Speaking with a number of researchers who do follow conspiracy theories about the Kennedy assassination will show that a majority of individuals feel that Kennedy's successor, Lyndon B. Johnson, may have been involved with the plot that took JFK's life, and hence, his position of authority. Arguably, there are historic ties the Kennedy family had with organized crime just as well, which may have come into question regarding his death (keep in mind that Kennedy, as well as his brother Robert, had both publicly stated their intentions to stand athwart the presence of organized crime syndicates, something their father, Joe Kennedy, had not observed quite so steadfastly, especially during the prohibition years). And more recently, even stranger theories regarding the influence of South Vietnamese First Lady Madame Nhu in he plot to kill JFK have also surfaced.

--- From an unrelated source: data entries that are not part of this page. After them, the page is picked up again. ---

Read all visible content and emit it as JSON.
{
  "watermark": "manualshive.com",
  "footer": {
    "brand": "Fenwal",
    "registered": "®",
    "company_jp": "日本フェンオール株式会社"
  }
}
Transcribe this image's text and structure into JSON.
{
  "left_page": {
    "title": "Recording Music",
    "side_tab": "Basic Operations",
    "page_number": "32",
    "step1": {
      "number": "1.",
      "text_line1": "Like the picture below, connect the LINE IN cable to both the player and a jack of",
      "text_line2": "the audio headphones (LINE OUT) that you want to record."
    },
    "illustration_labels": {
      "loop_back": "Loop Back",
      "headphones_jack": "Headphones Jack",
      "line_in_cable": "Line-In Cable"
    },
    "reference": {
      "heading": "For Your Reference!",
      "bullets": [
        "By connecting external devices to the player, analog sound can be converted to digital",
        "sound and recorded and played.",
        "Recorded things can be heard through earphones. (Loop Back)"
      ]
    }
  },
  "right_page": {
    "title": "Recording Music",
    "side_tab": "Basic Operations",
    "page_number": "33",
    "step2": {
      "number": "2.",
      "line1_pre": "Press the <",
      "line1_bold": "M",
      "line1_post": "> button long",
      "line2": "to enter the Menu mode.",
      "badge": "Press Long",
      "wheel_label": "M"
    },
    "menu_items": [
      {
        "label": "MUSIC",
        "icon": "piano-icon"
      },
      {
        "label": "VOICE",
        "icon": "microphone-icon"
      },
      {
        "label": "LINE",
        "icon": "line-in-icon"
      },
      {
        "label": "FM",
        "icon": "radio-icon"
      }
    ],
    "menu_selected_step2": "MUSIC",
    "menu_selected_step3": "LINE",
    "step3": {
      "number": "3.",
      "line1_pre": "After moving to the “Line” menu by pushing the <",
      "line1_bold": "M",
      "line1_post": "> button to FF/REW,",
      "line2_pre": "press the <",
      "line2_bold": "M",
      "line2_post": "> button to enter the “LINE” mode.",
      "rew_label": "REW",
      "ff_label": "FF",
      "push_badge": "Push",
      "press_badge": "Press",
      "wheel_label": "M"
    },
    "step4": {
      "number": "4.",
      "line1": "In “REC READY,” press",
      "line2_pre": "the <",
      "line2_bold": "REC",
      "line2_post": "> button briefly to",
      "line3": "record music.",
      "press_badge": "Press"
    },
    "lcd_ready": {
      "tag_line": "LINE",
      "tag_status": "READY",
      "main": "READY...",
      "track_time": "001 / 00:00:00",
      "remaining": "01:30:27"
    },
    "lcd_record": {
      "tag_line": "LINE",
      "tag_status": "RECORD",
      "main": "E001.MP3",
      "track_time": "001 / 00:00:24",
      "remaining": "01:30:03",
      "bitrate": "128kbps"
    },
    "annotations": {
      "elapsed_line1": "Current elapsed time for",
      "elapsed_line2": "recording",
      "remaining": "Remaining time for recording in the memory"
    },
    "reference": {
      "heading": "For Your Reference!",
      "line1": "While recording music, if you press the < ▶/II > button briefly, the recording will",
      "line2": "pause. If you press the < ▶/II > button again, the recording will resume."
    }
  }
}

But there are other factors that seem to be associated with reasons the greater powers that be might have disliked Kennedy. For instance, Kennedy had advocated that United States currency be returned entirely to a gold standard, and often spoke out in what appeared to be references to globalist bankers and the so-called "Gnomes of Zurich." However, there are also many misappropriations in that regard, as well (for more on this, look at one of the many "phony JFK quotes" circulating on the Web that appear to reference conspiracies acting from behind the veil of extra-governmental darkness). Nonetheless, JFK's intentions to maintain tangible wealth behind the U.S. dollar would have been inconvenient for those who were looking at a "bigger picture" where money used worldwide--especially the U.S. dollar serving as a currency standard--could become more "liquid," and hence aiding such global trade in favor of the dollar. Quite clearly, within a decade of Kennedy's assassination, the U.S. dollar had become an entirely fiat form of currency, after the dissolution of the Bretton Woods system under President Richard Nixon in 1972.
But there were other very interesting things that Kennedy had said which, to again view the circumstances from a conspiratorial angle, seem to be quite revealing. Kennedy was known to have mentioned his concerns in a memo to then NASA administrator James Webb regarding the potentials for a joint U.S.-Soviet space program, in which he warned about being able to identify "between the knowns and unknowns." While Kennedy never stated specifically what an "unknown" would constitute, within the framework of a space program, it seems logical that he may have been talking about unknown aircraft of some variety, more commonly referred to as UFOs. Again, we see an example of how Kennedy's thinking "outside the box," and no matter how carefully it was approached, may have led to him being "flagged" as a trouble maker in the eyes of some, who would prefer that such things as the open, political discussion of UFOs and monetary policy be left alone.
Could these sorts of elements indeed contribute to the various conspiracies surrounding the death of the 35th President of the United States? It does become hard to tell altogether, considering the spins and circles various speculative rabbit trails have taken over the years pertaining to the matter. But as the various ideas and theories continue to compound around the mystery, the difficulty in accepting the classic "lone gunman" theories, let alone what the Warren Commission's official report stated (or rather, left out, to put it more concisely) seems to only add more fuel to the fire. Something was going on in Dallas that day... and in all likelihood, it wasn't what most of us think it was!